Ne güzel söyledin, çocukluk bir ömür boyu giydiğimiz derimize, tenimize, benliğimize yapışan bir giysi maalesef. Ve bu topraklarda insanlar üzerlerine dar ya da bol gelen, yakan ya da üşüten hatta hiç istemediği şeyleri giymek zorunda kalan çocukluklarını sırtlayarak hayatta kalmaya çalışırlar. Çocukken ne gördüysek büyüyünce o tür yetişkinlere dönüşüyoruz. Doğduğumuz aileyi, ebeveyni ve evi seçemiyoruz. Bize dayatılan bir çocukluğu şanslıysak mutlu olarak yaşıyor, değilsek sorunlu, arızalı, şiddetli, korku ve kederli bir şekilde tecrübe ediyoruz. Hayat herkese adil davranmıyor. Çocuk olsanız bile. Çocuklar evlerin kara kutusu gibi, duyuyor, görüyor, dinliyor, kaydediyor ama susuyor. Ve o kutular büyüyünce ya çatlayıp kırılıyor ya tedavi ediliyorsunuz ya da ömrün sonuna kadar tamir edilemeden eksik, yaralı ve sorunlu bir insan olarak yaşamınızı sürdürmek zorunda kalıyorsunuz. Çocukluk mühim bir mesele benim için. Konuşulması, çözülmesi, değerlendirilmesi ve üzerine düşünülmesi gereken bir kavram açıkçası. Bu ülkede neden en kolay gözden çıkarılanlar hep çocuklardır, göz ardı edilen, gözden düşen, gözden kaçan varlıklar niye hep çocuklardır? Aile içinde en savunmasız birey her zaman bir çocuktur. Bu ülkede aile toplumun aynası gibidir. Ve bu ayna çatlaklar, kırıklar, paslar, kirler ve sırlarla doludur.

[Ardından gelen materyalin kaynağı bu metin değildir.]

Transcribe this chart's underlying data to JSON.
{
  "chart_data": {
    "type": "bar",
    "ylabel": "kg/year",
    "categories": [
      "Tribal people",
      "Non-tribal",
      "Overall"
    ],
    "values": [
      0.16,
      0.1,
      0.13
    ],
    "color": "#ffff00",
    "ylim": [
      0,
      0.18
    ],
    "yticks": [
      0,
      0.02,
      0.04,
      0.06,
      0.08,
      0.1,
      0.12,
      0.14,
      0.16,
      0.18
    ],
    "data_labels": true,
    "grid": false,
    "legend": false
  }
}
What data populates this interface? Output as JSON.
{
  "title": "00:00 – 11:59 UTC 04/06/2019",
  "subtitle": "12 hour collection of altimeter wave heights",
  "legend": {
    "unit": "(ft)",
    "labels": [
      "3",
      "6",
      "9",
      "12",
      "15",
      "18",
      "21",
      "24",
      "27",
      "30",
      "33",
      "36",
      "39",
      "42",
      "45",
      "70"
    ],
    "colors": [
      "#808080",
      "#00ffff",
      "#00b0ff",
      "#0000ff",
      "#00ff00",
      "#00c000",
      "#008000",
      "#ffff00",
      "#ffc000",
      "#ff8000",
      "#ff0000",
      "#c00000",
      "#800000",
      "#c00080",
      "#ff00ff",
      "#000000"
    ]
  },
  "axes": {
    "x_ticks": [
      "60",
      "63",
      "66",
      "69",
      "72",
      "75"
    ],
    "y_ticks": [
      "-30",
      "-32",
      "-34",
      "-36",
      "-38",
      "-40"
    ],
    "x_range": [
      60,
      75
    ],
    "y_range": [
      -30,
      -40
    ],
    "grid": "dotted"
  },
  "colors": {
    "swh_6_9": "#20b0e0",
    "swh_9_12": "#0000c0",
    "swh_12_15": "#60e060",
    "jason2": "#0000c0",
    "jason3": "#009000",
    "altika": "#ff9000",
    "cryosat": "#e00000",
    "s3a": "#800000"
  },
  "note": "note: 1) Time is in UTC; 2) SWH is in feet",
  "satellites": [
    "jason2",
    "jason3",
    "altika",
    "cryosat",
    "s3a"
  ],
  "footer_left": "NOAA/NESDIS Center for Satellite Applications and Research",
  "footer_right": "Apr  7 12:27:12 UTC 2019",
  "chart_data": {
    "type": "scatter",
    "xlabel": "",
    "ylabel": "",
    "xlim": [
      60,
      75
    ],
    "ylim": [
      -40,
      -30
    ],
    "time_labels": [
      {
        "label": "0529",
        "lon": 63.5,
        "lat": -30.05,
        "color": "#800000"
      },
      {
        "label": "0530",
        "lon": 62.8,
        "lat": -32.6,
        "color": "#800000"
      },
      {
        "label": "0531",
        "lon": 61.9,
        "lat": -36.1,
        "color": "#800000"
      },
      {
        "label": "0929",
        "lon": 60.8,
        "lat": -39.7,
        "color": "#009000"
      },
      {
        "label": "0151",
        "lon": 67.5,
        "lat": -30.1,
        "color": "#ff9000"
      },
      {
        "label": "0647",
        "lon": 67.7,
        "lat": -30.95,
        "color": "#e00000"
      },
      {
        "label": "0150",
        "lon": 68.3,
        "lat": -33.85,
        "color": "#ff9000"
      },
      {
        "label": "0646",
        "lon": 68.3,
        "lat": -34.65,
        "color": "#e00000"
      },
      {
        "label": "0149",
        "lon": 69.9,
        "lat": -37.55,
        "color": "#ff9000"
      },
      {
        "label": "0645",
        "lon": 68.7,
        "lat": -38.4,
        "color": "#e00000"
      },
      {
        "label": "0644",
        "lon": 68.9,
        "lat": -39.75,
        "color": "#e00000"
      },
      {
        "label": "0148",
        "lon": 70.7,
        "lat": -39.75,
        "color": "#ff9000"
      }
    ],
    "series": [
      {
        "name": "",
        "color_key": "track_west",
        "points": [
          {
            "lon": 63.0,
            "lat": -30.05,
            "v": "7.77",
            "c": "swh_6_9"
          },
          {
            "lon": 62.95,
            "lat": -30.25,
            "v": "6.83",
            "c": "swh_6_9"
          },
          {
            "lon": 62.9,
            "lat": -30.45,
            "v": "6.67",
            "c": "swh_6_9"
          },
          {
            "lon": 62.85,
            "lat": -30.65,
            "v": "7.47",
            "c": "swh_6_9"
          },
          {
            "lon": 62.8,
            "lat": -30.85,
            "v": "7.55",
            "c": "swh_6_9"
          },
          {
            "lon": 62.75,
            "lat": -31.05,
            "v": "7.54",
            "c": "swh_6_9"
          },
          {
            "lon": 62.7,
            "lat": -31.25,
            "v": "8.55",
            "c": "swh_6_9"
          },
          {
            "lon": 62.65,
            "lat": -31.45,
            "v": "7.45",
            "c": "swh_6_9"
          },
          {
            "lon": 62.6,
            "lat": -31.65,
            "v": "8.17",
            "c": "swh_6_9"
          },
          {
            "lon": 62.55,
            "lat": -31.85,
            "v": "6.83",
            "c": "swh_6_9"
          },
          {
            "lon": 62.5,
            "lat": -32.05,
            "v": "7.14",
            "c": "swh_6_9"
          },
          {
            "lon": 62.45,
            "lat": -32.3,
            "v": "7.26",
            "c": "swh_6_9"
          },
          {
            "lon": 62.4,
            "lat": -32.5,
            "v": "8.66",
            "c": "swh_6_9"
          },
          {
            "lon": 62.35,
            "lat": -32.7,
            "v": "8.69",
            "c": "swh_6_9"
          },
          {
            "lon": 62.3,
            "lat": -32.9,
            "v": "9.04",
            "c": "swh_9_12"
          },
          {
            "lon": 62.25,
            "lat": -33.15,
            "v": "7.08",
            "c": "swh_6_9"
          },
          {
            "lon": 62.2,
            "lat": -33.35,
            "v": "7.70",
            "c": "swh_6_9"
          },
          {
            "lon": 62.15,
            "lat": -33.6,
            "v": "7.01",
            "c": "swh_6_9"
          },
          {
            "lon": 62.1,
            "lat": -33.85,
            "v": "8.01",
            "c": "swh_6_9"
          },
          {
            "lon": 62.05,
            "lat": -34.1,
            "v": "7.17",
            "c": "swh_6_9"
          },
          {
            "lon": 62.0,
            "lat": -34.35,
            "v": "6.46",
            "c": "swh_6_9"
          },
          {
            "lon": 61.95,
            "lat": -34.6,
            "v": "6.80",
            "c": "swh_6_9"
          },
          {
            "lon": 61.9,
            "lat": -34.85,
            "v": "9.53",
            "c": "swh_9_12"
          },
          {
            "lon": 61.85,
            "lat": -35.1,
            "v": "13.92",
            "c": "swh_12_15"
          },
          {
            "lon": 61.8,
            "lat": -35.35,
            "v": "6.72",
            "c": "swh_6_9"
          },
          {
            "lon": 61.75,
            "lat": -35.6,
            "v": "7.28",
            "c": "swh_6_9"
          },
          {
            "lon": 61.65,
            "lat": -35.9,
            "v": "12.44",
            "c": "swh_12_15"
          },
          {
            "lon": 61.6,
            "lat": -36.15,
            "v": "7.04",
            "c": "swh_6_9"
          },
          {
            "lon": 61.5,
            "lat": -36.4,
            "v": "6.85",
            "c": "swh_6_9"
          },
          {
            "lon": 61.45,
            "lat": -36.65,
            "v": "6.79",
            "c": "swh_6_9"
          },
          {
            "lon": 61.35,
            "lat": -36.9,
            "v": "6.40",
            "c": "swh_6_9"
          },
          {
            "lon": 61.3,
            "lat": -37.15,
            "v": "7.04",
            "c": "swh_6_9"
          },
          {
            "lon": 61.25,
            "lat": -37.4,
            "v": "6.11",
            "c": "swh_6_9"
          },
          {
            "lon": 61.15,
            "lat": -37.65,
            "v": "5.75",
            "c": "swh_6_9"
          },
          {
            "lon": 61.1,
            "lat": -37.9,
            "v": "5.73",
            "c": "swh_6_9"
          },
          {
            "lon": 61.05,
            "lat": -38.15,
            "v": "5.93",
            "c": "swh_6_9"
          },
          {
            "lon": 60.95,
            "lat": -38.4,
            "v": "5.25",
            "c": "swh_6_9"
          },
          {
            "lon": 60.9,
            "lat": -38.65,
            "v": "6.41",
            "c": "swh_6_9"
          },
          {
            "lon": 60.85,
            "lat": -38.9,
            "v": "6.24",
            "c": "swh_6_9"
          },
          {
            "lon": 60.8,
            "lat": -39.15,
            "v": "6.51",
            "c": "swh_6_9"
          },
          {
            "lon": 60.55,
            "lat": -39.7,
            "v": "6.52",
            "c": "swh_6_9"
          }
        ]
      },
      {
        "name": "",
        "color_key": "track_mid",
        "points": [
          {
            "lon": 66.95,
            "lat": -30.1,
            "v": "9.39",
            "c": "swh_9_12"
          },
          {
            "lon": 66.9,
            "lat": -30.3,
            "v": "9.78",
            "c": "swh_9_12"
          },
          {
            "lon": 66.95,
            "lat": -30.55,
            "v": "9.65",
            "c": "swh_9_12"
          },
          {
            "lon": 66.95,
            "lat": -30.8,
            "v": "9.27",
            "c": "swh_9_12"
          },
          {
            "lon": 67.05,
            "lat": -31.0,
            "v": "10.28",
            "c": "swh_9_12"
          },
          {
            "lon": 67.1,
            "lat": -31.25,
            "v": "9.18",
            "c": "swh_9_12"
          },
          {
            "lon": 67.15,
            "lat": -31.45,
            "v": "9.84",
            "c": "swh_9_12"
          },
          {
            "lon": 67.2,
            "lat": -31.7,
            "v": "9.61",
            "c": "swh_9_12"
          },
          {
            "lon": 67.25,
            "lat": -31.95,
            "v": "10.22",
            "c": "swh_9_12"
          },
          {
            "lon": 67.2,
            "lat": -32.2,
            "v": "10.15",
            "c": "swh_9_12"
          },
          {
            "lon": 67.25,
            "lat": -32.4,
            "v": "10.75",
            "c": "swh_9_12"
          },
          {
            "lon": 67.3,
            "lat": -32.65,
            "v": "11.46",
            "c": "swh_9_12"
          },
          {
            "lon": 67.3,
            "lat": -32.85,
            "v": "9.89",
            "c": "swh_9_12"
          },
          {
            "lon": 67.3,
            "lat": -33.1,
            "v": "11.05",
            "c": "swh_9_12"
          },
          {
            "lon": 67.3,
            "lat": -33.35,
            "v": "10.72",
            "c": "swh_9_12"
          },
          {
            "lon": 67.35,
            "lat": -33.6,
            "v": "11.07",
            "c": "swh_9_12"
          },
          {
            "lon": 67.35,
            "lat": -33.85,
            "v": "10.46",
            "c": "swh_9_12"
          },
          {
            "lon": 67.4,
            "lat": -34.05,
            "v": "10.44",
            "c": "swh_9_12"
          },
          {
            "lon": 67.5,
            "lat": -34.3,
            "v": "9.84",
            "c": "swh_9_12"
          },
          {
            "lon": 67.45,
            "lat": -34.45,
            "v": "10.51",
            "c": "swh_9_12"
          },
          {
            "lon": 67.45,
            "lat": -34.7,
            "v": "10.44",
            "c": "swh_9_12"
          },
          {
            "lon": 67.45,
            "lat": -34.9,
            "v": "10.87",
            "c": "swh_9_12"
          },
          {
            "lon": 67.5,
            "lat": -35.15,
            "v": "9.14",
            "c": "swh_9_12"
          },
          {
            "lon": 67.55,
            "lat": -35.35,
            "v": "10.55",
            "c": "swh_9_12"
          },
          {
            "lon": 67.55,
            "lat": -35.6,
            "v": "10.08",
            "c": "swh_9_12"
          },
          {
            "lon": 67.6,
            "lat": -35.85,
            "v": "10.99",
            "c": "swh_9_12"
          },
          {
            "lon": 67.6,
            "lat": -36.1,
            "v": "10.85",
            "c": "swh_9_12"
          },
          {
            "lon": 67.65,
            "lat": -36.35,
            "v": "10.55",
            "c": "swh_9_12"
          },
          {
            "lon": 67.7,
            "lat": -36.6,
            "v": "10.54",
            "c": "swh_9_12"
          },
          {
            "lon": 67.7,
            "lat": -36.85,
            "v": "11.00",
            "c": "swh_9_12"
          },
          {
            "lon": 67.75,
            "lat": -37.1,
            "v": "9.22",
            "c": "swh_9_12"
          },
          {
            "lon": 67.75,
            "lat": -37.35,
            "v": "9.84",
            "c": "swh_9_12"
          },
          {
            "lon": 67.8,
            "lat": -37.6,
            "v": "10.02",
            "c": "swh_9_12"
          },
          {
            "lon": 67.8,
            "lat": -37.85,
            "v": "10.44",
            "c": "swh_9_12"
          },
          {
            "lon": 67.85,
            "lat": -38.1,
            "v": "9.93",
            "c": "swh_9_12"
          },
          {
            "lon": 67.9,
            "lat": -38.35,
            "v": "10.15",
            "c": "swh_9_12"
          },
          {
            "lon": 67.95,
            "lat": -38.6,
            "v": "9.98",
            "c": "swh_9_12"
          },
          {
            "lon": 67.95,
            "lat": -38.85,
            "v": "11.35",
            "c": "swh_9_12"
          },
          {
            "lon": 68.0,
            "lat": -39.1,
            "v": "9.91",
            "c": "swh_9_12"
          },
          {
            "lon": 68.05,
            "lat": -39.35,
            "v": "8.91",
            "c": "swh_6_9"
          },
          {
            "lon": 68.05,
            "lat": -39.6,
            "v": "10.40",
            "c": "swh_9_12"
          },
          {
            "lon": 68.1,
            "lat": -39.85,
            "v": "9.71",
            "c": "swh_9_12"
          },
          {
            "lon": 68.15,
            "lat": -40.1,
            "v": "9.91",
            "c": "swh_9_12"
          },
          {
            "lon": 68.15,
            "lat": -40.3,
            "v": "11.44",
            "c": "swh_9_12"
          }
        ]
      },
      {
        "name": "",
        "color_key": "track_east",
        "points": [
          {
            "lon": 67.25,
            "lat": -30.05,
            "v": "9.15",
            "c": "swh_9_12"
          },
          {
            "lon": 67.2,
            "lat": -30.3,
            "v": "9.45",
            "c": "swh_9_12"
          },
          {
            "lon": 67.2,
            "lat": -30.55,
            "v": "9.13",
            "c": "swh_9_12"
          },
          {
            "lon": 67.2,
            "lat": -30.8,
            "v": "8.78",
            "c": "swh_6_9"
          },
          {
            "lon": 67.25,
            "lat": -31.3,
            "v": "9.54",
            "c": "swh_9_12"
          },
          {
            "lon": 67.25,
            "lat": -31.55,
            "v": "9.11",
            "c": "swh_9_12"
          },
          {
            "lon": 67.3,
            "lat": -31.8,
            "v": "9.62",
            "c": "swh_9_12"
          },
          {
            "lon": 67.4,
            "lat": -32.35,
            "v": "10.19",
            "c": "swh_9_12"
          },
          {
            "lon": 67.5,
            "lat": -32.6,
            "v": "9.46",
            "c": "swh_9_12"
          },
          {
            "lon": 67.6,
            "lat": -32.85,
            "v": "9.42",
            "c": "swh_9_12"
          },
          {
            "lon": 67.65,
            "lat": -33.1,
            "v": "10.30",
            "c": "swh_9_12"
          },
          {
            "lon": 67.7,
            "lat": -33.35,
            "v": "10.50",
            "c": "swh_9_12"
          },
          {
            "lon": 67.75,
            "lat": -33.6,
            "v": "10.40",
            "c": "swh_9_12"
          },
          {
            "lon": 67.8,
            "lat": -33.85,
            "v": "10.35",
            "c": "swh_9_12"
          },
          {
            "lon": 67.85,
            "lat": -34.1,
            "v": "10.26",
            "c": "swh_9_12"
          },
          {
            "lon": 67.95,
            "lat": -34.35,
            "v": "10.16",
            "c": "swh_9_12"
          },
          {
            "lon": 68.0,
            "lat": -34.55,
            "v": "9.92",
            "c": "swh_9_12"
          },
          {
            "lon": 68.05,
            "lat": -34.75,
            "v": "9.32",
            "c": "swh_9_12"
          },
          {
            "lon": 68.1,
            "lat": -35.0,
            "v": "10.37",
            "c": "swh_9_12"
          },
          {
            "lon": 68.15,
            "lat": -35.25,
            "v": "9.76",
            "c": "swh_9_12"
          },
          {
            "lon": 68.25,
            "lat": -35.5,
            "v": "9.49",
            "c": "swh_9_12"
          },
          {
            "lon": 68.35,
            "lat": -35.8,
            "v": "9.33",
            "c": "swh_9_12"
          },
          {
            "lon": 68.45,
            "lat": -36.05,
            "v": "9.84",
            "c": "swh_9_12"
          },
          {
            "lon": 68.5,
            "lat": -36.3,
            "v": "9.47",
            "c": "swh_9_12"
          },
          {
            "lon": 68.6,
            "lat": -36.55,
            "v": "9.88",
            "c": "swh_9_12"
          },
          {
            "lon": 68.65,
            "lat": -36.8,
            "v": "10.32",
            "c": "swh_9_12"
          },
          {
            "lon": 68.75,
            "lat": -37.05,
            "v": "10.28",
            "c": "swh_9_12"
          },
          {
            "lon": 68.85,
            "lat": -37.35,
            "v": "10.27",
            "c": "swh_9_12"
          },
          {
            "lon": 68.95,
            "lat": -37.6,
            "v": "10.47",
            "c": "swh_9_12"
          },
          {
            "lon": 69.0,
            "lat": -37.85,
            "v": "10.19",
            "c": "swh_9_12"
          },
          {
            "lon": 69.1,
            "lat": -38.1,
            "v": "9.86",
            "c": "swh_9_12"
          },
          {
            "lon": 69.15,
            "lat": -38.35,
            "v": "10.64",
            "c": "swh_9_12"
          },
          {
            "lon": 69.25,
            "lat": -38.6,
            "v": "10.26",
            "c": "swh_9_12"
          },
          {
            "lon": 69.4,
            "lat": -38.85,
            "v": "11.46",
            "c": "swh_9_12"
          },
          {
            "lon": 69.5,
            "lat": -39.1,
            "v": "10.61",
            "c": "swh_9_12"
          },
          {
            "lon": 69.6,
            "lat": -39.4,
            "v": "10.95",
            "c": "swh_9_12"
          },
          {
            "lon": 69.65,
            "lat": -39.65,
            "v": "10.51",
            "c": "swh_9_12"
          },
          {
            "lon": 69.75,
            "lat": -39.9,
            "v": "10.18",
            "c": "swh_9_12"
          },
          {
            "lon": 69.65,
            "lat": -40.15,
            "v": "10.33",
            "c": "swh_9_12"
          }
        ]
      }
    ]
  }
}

Bu kitaptaki öykülerinde en çok karşılaştığım, dikkatimi çeken kavram “düğüm”. Bu öykü toplamında düğümü leitmotif olarak kullandığını söyleyebilir miyiz?
Açıkçası bilinçli bir şekilde ‘düğüm’ü leitmotif olarak düşünmemiştim. Ama yazarken ilk öykü ortaya çıktıktan sonra peşi sıra gelen diğer öykülerde de hep ortak bir tema etrafında dönenip durduğumun farkındayım. Daha önceki kitaplarımda tecrübe ettiğim bir şey bu. Mesela ‘Günlerden Kırmızı’ ve ‘Hevesi Kirpiğinde’ kitaplarındaki öyküler tam da Gezi süreci, seçimler, bombalar, toplumsal karışıklıklar ve travmalar yaşanırken yazılan öykülerdi ve dolayısıyla tematik bütünlük bu yönde ilerlemişti. ‘Peri Kızı Af Buyrun’da ise kadına şiddet olayları her zaman olduğu gibi hız kesmeden, artarak devam ediyordu ama daha çok dillendiriliyor, gündem oluyordu hatta Dünyada #metoo hareketinin izleri tüm ülkelerde neredeyse konuşuluyordu. Aldığım eğitim dolayısı ile olsa gerek, Gazetecilik Bölümünü bitirdim, ilgim, algım bu yönde konulara ve hikâyelere yöneliyordu. Yazdığım tüm öyküler neredeyse kadınların ağzından anlatılan, onların çaresizliğini, acısını, yalnızlığını, mücadelesini, hayata tutunma çabasını, isyanını konu ediniyordu. Bu kitapta ise biraz da benim kişisel takvimimdeki sarsılma ve kırılma noktası dolayısı ile bu defa biraz daha kadın ekseninden kayarak baba ve evlat ilişkisine yönelik hikâyeler ortaya çıktı. Elbette mutsuz, sorunlu, şiddet içeren, zorbalık, hırs, korku barındıran aile ilişkilerinde bir düğüm her zaman vardır ve bu düğüm çoğunlukla çözülemez. Düğüm ölene kadar hatta öldükten sonra bile soluksuz bırakır geride kalanı.
Öykülerde en çok babayla hesaplaşma karşımıza çıkıyor. Babanın yokluğu, terk edişi, ölümü… Babayla hesaplaşma isteği ağır basıyor. Sendeki baba imgesini merak ediyorum.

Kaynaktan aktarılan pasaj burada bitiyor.